MQ: I’ve really tried to keep the door open. I’ve been meeting a lot of students. All they have to do is email me, and I’m happy to get together with them. … We’re going to have forums where I will have more opportunities to interact with different students. I’d like to do more informal things. I’ve been talking with the student government and other groups. … I am more than happy to get out there and meet people in informal settings and try to better understand what concerns them, what they like or don’t like about where the University is going — to get a real flavor for what we’re doing. I teach a class in the spring every year because I love to continue to get input, to not only teach students, but also get input from other students. It’s a neuroscience class. That’s one way I do it. But I really am open to interacting with more students and seeing more students. I want to be completely accessible.

DT: Last April you said a major goal was to fix the “big problems of the 21st century.” Based on the recent resolutions to increase environmental sustainability and decrease campus racial bias, what other “big problems” need more discussion?

MQ: Yeah, so those are two great ones, I’ve been using the phrase, ‘wicked problem’ — it has kind of resonated with people. I like that because these are big, in some ways, somewhat intractable problems. They are not really like easy solutions because sometimes you know if you work on this part of the problem, you create more problems over here; so that’s what makes them ‘wicked.’

When I think about — and  this is something we’re doing, a strategic plan right now for the University — in thinking about in the next five years or 10 years or whatever, what are we going to tackle as a university? I think there are two pieces to that. The first part of wicked problems is what are the wicked problems, and I think that’s an easier list to make … the second part though is the tougher one, which is to ask at USC — we want USC to be a leader, we don’t just want to partially tackle this problem — what’s the wicked problem USC wants to solve … and that’s what we’re going to try and figure out in talking to people over the next several months. But to give you one possibility, and one that we’re actually we’re really suited to do, is around the concept of aging. Aging is becoming a huge issue … and it becomes a question of aging and healthy aging and unhealthy aging, and if you have to think about people are living longer, but are they living well? […] It’s a social question, it’s an economic question, a question of social justice and social welfare, a question of the arts and the humanities. How do we engage people throughout their lives in being human? That’s a big problem, and it’s a big, expensive problem … that’s one we could tackle in a big way and it would have a huge lasting impact on the world. Whether we choose aging or not, I don’t know — I’m just giving that as an example — but that’s the kind of thing [where] we really want to say, “USC is working on these big hard problems and we’re making [a] huge contribution.”

DT: In November, USG presented the campus climate resolution asking for $100 million to fund additional resources to increase awareness of the present racial bias at the university. How can the resolution inform students unaware of these issues?

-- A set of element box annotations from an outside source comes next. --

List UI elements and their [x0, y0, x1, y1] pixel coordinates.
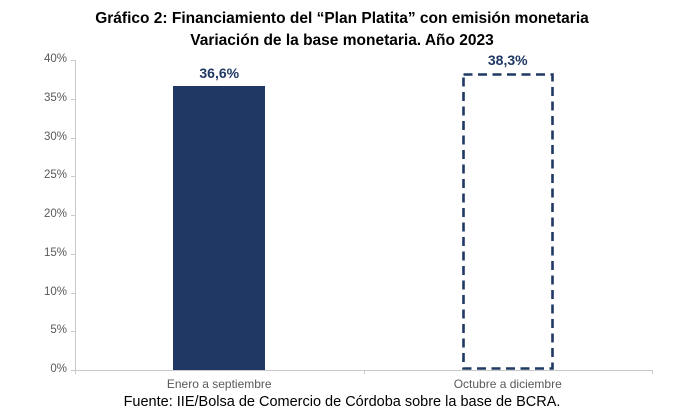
y-axis-line [75, 60, 76, 370]
y-axis-tick [71, 176, 75, 178]
y-axis-tick-label: 10% [43, 285, 67, 298]
bar-enero-a-septiembre [173, 86, 266, 370]
y-axis-tick [71, 137, 75, 139]
y-axis-tick [71, 331, 75, 333]
bar-value-label: 38,3% [487, 52, 528, 69]
y-axis-tick [71, 60, 75, 61]
y-axis-tick [71, 98, 75, 100]
y-axis-tick-label: 20% [43, 208, 67, 220]
x-axis-tick [652, 370, 653, 374]
chart-title-line2: Variación de la base monetaria. Año 2023 [190, 32, 494, 49]
y-axis-tick-label: 0% [50, 363, 67, 375]
y-axis-tick [71, 292, 75, 294]
source-note: Fuente: IIE/Bolsa de Comercio de Córdoba… [123, 394, 561, 410]
y-axis-tick-label: 30% [43, 130, 67, 143]
y-axis-tick-label: 25% [43, 169, 67, 182]
dashed-bar-outline [461, 73, 554, 370]
y-axis-tick-label: 5% [50, 324, 67, 337]
x-axis-category-label: Enero a septiembre [166, 377, 272, 391]
y-axis-tick-label: 35% [43, 91, 67, 104]
x-axis-tick [363, 370, 365, 374]
x-axis-category-label: Octubre a diciembre [453, 377, 562, 391]
y-axis-tick-label: 40% [43, 53, 67, 65]
chart-title-line1: Gráfico 2: Financiamiento del “Plan Plat… [95, 10, 589, 27]
y-axis-tick [71, 253, 75, 255]
bar-octubre-a-diciembre [461, 73, 554, 370]
chart-title: Gráfico 2: Financiamiento del “Plan Plat… [0, 8, 684, 52]
y-axis-tick-label: 15% [43, 246, 67, 259]
bar-value-label: 36,6% [199, 65, 240, 82]
x-axis-tick [75, 370, 76, 374]
y-axis-tick [71, 215, 75, 216]
y-axis-tick [71, 370, 75, 371]
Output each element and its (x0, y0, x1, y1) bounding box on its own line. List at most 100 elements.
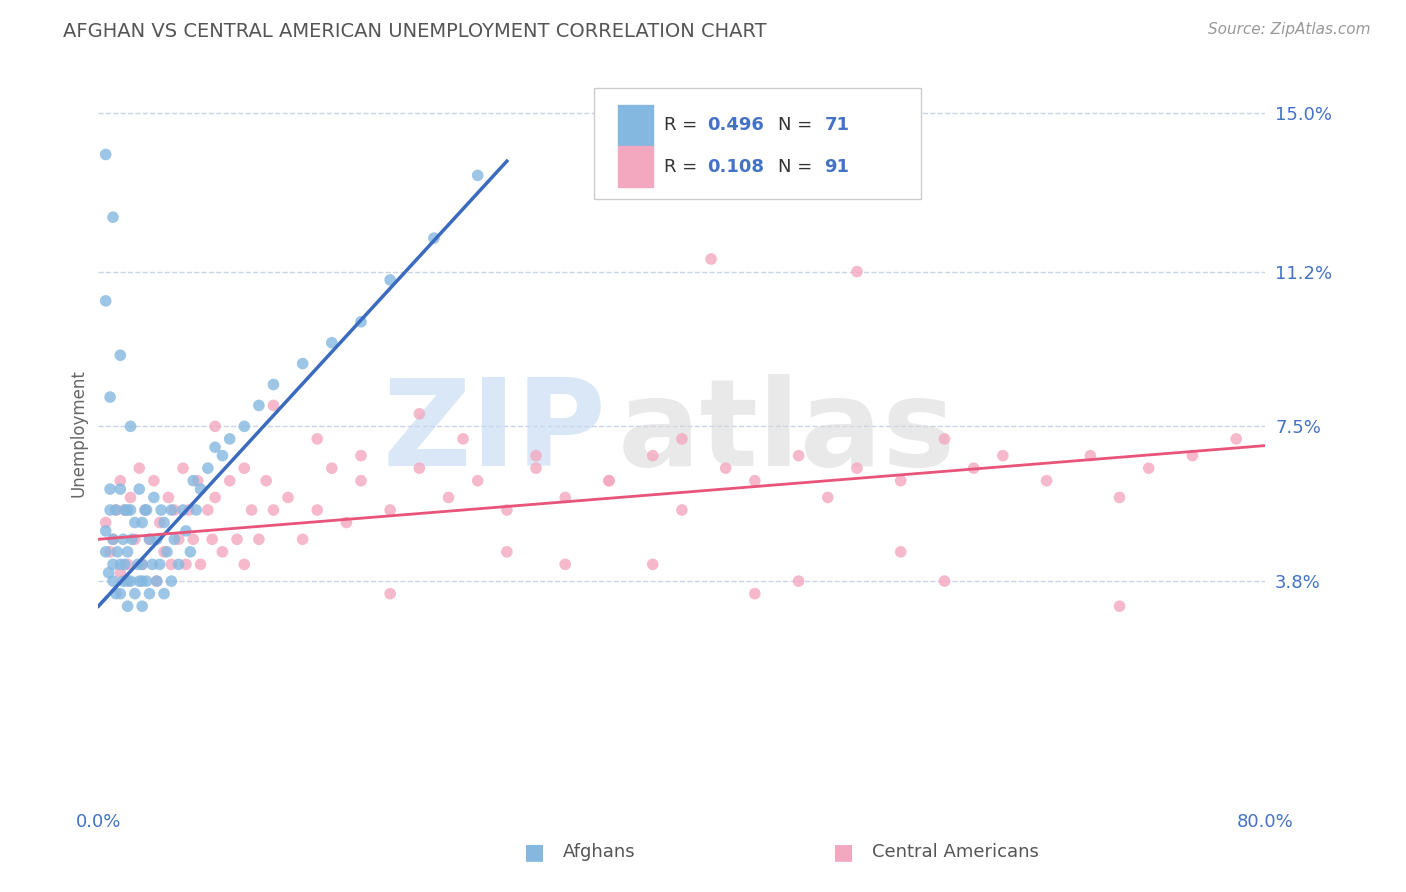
Point (190, 482, 212, 496)
Point (186, 503, 208, 517)
Point (226, 533, 249, 547)
Text: AFGHAN VS CENTRAL AMERICAN UNEMPLOYMENT CORRELATION CHART: AFGHAN VS CENTRAL AMERICAN UNEMPLOYMENT … (63, 22, 766, 41)
Point (218, 474, 240, 488)
Point (98, 545, 121, 559)
Point (120, 419, 142, 434)
Point (114, 503, 136, 517)
Point (247, 533, 270, 547)
Point (1108, 599, 1130, 614)
Point (846, 461, 869, 475)
Point (141, 558, 163, 572)
Point (890, 474, 912, 488)
Point (110, 474, 132, 488)
Point (101, 533, 124, 547)
Text: N =: N = (778, 158, 818, 176)
Point (117, 558, 139, 572)
Point (467, 474, 489, 488)
Point (350, 449, 373, 463)
Y-axis label: Unemployment: Unemployment (69, 368, 87, 497)
Point (247, 399, 270, 413)
Text: Afghans: Afghans (562, 843, 636, 861)
Point (150, 503, 173, 517)
Point (172, 503, 194, 517)
Point (321, 335, 343, 350)
Point (98, 503, 121, 517)
Point (94, 545, 117, 559)
Point (496, 503, 519, 517)
Point (112, 533, 135, 547)
Point (124, 516, 146, 530)
Point (172, 461, 194, 475)
Point (135, 503, 157, 517)
Bar (617, 146, 652, 187)
Point (131, 558, 153, 572)
Point (120, 491, 142, 505)
Point (97, 566, 120, 580)
Point (181, 474, 204, 488)
Point (156, 545, 179, 559)
Point (117, 503, 139, 517)
Point (101, 558, 124, 572)
Point (211, 545, 233, 559)
Point (131, 516, 153, 530)
Point (890, 545, 912, 559)
Text: ZIP: ZIP (382, 374, 606, 491)
Point (101, 533, 124, 547)
Point (240, 503, 263, 517)
Point (135, 574, 157, 588)
Point (962, 461, 984, 475)
Point (437, 491, 460, 505)
Point (167, 558, 190, 572)
Point (117, 574, 139, 588)
Point (307, 503, 329, 517)
Point (262, 377, 284, 392)
Point (291, 533, 314, 547)
Point (138, 533, 160, 547)
Point (262, 399, 284, 413)
Point (138, 587, 160, 601)
Text: R =: R = (665, 158, 703, 176)
Point (307, 432, 329, 446)
Point (134, 503, 156, 517)
Point (423, 231, 446, 245)
Point (177, 503, 200, 517)
Point (179, 545, 201, 559)
Point (744, 587, 766, 601)
Point (174, 524, 197, 538)
Point (142, 491, 165, 505)
Point (204, 440, 226, 454)
Point (204, 491, 226, 505)
Text: Source: ZipAtlas.com: Source: ZipAtlas.com (1208, 22, 1371, 37)
Point (233, 419, 256, 434)
Point (1080, 449, 1102, 463)
Point (277, 491, 299, 505)
Point (149, 516, 172, 530)
Point (350, 315, 373, 329)
Point (218, 432, 240, 446)
Point (190, 558, 212, 572)
Point (101, 574, 124, 588)
Text: 71: 71 (824, 116, 849, 134)
Point (124, 587, 146, 601)
Point (598, 474, 620, 488)
Point (174, 558, 197, 572)
Point (321, 461, 343, 475)
Point (197, 503, 219, 517)
Point (105, 545, 128, 559)
Point (554, 491, 576, 505)
Point (163, 503, 186, 517)
Point (117, 545, 139, 559)
Text: 91: 91 (824, 158, 849, 176)
Point (1225, 432, 1247, 446)
Point (233, 461, 256, 475)
Point (110, 566, 132, 580)
Point (671, 432, 693, 446)
Bar (617, 105, 652, 145)
Text: 0.108: 0.108 (707, 158, 765, 176)
Point (120, 574, 142, 588)
Point (1137, 461, 1160, 475)
Point (233, 558, 256, 572)
Point (121, 533, 143, 547)
Point (128, 574, 150, 588)
Point (197, 461, 219, 475)
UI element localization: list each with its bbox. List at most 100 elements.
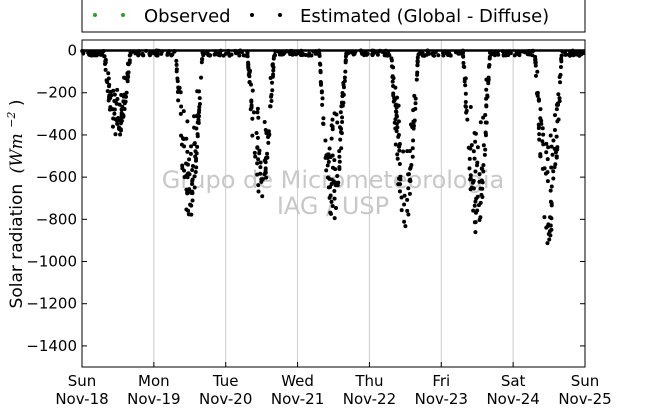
data-point bbox=[410, 154, 415, 159]
data-point bbox=[552, 113, 557, 118]
data-point bbox=[481, 169, 486, 174]
data-point bbox=[337, 159, 342, 164]
data-point bbox=[258, 171, 263, 176]
data-point bbox=[111, 88, 116, 93]
data-point bbox=[405, 208, 410, 213]
data-point bbox=[391, 83, 396, 88]
data-point bbox=[325, 152, 330, 157]
data-point bbox=[468, 177, 473, 182]
data-point bbox=[389, 64, 394, 69]
data-point bbox=[199, 75, 204, 80]
x-tick-label-date: Nov-20 bbox=[199, 390, 252, 408]
data-point bbox=[339, 131, 344, 136]
data-point bbox=[147, 53, 152, 58]
data-point bbox=[559, 57, 564, 62]
data-point bbox=[188, 202, 193, 207]
data-point bbox=[325, 163, 330, 168]
data-point bbox=[193, 154, 198, 159]
data-point bbox=[196, 110, 201, 115]
data-point bbox=[196, 118, 201, 123]
data-point bbox=[197, 89, 202, 94]
data-point bbox=[103, 67, 108, 72]
data-point bbox=[127, 60, 132, 65]
data-point bbox=[463, 91, 468, 96]
plot-frame bbox=[81, 39, 586, 368]
data-point bbox=[394, 121, 399, 126]
data-point bbox=[113, 132, 118, 137]
data-point bbox=[194, 165, 199, 170]
data-point bbox=[551, 176, 556, 181]
data-point bbox=[415, 63, 420, 68]
data-point bbox=[106, 71, 111, 76]
data-point bbox=[303, 53, 308, 58]
data-point bbox=[192, 174, 197, 179]
data-point bbox=[321, 116, 326, 121]
data-point bbox=[464, 110, 469, 115]
data-point bbox=[246, 65, 251, 70]
data-point bbox=[260, 194, 265, 199]
data-point bbox=[116, 116, 121, 121]
data-point bbox=[250, 116, 255, 121]
data-point bbox=[269, 94, 274, 99]
data-point bbox=[549, 165, 554, 170]
data-point bbox=[540, 139, 545, 144]
data-point bbox=[483, 147, 488, 152]
legend-entry-observed: Observed bbox=[93, 6, 231, 27]
data-point bbox=[117, 126, 122, 131]
data-point bbox=[187, 157, 192, 162]
data-point bbox=[333, 167, 338, 172]
data-point bbox=[432, 53, 437, 58]
legend-observed-label: Observed bbox=[144, 6, 231, 27]
data-point bbox=[544, 141, 549, 146]
data-point bbox=[327, 146, 332, 151]
data-point bbox=[190, 198, 195, 203]
data-point bbox=[197, 96, 202, 101]
data-point bbox=[182, 168, 187, 173]
data-point bbox=[483, 112, 488, 117]
data-point bbox=[120, 112, 125, 117]
legend-estimated-marker-2 bbox=[278, 13, 282, 17]
data-point bbox=[124, 90, 129, 95]
data-point bbox=[270, 88, 275, 93]
data-point bbox=[190, 167, 195, 172]
data-point bbox=[339, 100, 344, 105]
data-point bbox=[462, 76, 467, 81]
data-point bbox=[337, 149, 342, 154]
data-point bbox=[118, 132, 123, 137]
legend-observed-marker-1 bbox=[93, 13, 97, 17]
data-point bbox=[544, 150, 549, 155]
watermark: Grupo de Micrometeorologia IAG / USP bbox=[162, 166, 504, 220]
data-point bbox=[552, 127, 557, 132]
data-point bbox=[487, 63, 492, 68]
x-tick-label-day: Sun bbox=[68, 372, 97, 390]
data-point bbox=[406, 172, 411, 177]
data-point bbox=[401, 149, 406, 154]
data-point bbox=[265, 130, 270, 135]
data-point bbox=[477, 179, 482, 184]
data-point bbox=[396, 103, 401, 108]
data-point bbox=[190, 163, 195, 168]
data-point bbox=[396, 182, 401, 187]
data-point bbox=[415, 72, 420, 77]
data-point bbox=[335, 120, 340, 125]
data-point bbox=[399, 195, 404, 200]
data-point bbox=[396, 132, 401, 137]
data-point bbox=[87, 52, 92, 57]
data-point bbox=[397, 144, 402, 149]
data-point bbox=[402, 219, 407, 224]
data-point bbox=[268, 104, 273, 109]
data-point bbox=[255, 145, 260, 150]
data-point bbox=[549, 184, 554, 189]
data-point bbox=[393, 117, 398, 122]
x-tick-label-date: Nov-21 bbox=[271, 390, 324, 408]
x-tick-label-date: Nov-25 bbox=[558, 390, 611, 408]
data-point bbox=[189, 190, 194, 195]
data-point bbox=[330, 117, 335, 122]
data-point bbox=[329, 177, 334, 182]
data-point bbox=[476, 203, 481, 208]
data-point bbox=[538, 116, 543, 121]
data-point bbox=[256, 115, 261, 120]
y-tick-label: −1200 bbox=[26, 295, 77, 313]
data-point bbox=[126, 74, 131, 79]
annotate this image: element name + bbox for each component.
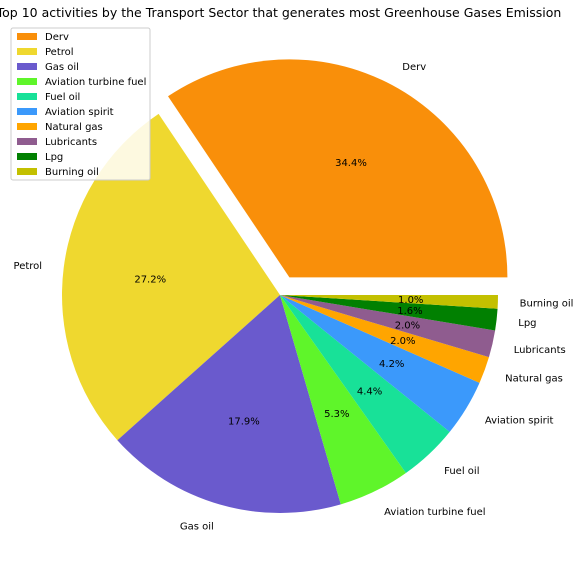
- legend-label-petrol: Petrol: [45, 47, 74, 58]
- slice-label-natural-gas: Natural gas: [505, 374, 563, 385]
- legend-swatch-lpg: [17, 153, 37, 160]
- legend-swatch-gas-oil: [17, 63, 37, 70]
- slice-lpg: [280, 295, 498, 331]
- slice-aviation-turbine-fuel: [280, 295, 406, 505]
- percent-labels: 34.4% 27.2% 17.9% 5.3% 4.4% 4.2% 2.0% 2.0% 1.6%1…: [134, 158, 423, 428]
- legend-swatch-natural-gas: [17, 123, 37, 130]
- percent-label-natural-gas: 2.0%: [390, 336, 415, 347]
- slice-label-lpg: Lpg: [518, 318, 536, 329]
- percent-label-gas-oil: 17.9%: [228, 417, 260, 428]
- legend-label-aviation-turbine-fuel: Aviation turbine fuel: [45, 77, 146, 88]
- slice-natural-gas: [280, 295, 489, 383]
- slice-label-gas-oil: Gas oil: [180, 521, 214, 532]
- slice-burning-oil: [280, 295, 498, 309]
- legend-swatch-aviation-spirit: [17, 108, 37, 115]
- slice-aviation-spirit: [280, 295, 480, 432]
- percent-label-aviation-turbine-fuel: 5.3%: [324, 409, 349, 420]
- legend-swatch-lubricants: [17, 138, 37, 145]
- slice-lubricants: [280, 295, 496, 358]
- slice-label-aviation-turbine-fuel: Aviation turbine fuel: [384, 507, 485, 518]
- slice-label-petrol: Petrol: [14, 261, 43, 272]
- chart-title: Top 10 activities by the Transport Secto…: [0, 5, 561, 20]
- slice-petrol: [61, 113, 280, 441]
- slice-label-lubricants: Lubricants: [514, 345, 566, 356]
- legend-label-gas-oil: Gas oil: [45, 62, 79, 73]
- slice-label-burning-oil: Burning oil: [520, 299, 574, 310]
- slice-label-derv: Derv: [402, 62, 426, 73]
- legend-swatch-petrol: [17, 48, 37, 55]
- slice-gas-oil: [117, 295, 341, 513]
- legend: Derv Petrol Gas oil Aviation turbine fuel Fu…: [10, 27, 151, 181]
- percent-label-petrol: 27.2%: [134, 275, 166, 286]
- slice-labels: Derv Petrol Gas oil Aviation turbine fuel Fu…: [14, 62, 574, 533]
- legend-label-burning-oil: Burning oil: [45, 167, 99, 178]
- legend-swatch-fuel-oil: [17, 93, 37, 100]
- slice-label-fuel-oil: Fuel oil: [444, 466, 479, 477]
- legend-label-lpg: Lpg: [45, 152, 63, 163]
- percent-label-lpg: 1.6%: [397, 306, 422, 317]
- slice-label-aviation-spirit: Aviation spirit: [485, 416, 554, 427]
- percent-label-derv: 34.4%: [335, 158, 367, 169]
- legend-frame: [10, 27, 151, 181]
- legend-swatch-aviation-turbine-fuel: [17, 78, 37, 85]
- legend-label-aviation-spirit: Aviation spirit: [45, 107, 114, 118]
- percent-label-fuel-oil: 4.4%: [357, 386, 382, 397]
- percent-label-lubricants: 2.0%: [395, 320, 420, 331]
- legend-swatch-derv: [17, 33, 37, 40]
- pie-slices: [61, 59, 508, 513]
- legend-label-derv: Derv: [45, 32, 69, 43]
- slice-fuel-oil: [280, 295, 450, 473]
- percent-label-aviation-spirit: 4.2%: [379, 359, 404, 370]
- legend-swatch-burning-oil: [17, 168, 37, 175]
- legend-label-lubricants: Lubricants: [45, 137, 97, 148]
- legend-label-fuel-oil: Fuel oil: [45, 92, 80, 103]
- percent-label-burning-oil: 1.0%: [398, 295, 423, 306]
- legend-label-natural-gas: Natural gas: [45, 122, 103, 133]
- slice-derv: [168, 59, 508, 278]
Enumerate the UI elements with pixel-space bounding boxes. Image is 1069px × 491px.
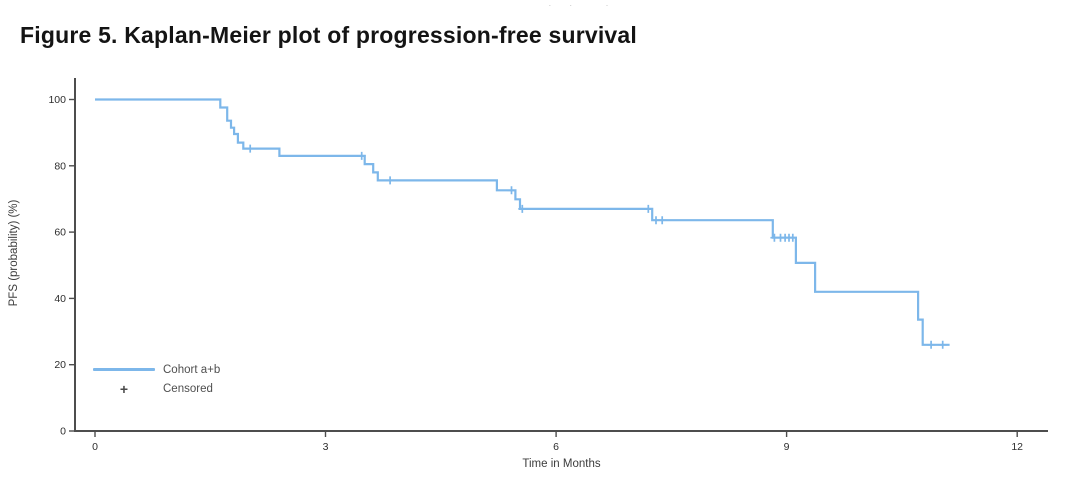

MQ: The resolution came out and I came out with my sort of immediate response, and now we’re working through it. That’s what I love about universities is you get a lot of smart people having these conversations, you come up with a really good idea of what we’re doing. All these are in place: we have the diversity committee that is having conversations, inviting people in, and getting voices. … I’ve got a meeting coming up very [soon] with the diversity liaison for every school, so that’s about to happen. So things are in motion and the conversations are going on. I think a lot of that is going really well. … What I love about what the students have been doing here — and the faculty is taking really seriously — is engaging in really intelligent conversations about how do you put this in place so that it’s going to last a long time and really have [an] impact. Then it gets back to, for me, data driven. … We can always call for this or that, but at the end of the day, is it having an impact? Whatever we put in place I want to make sure we can measure we are having an impact.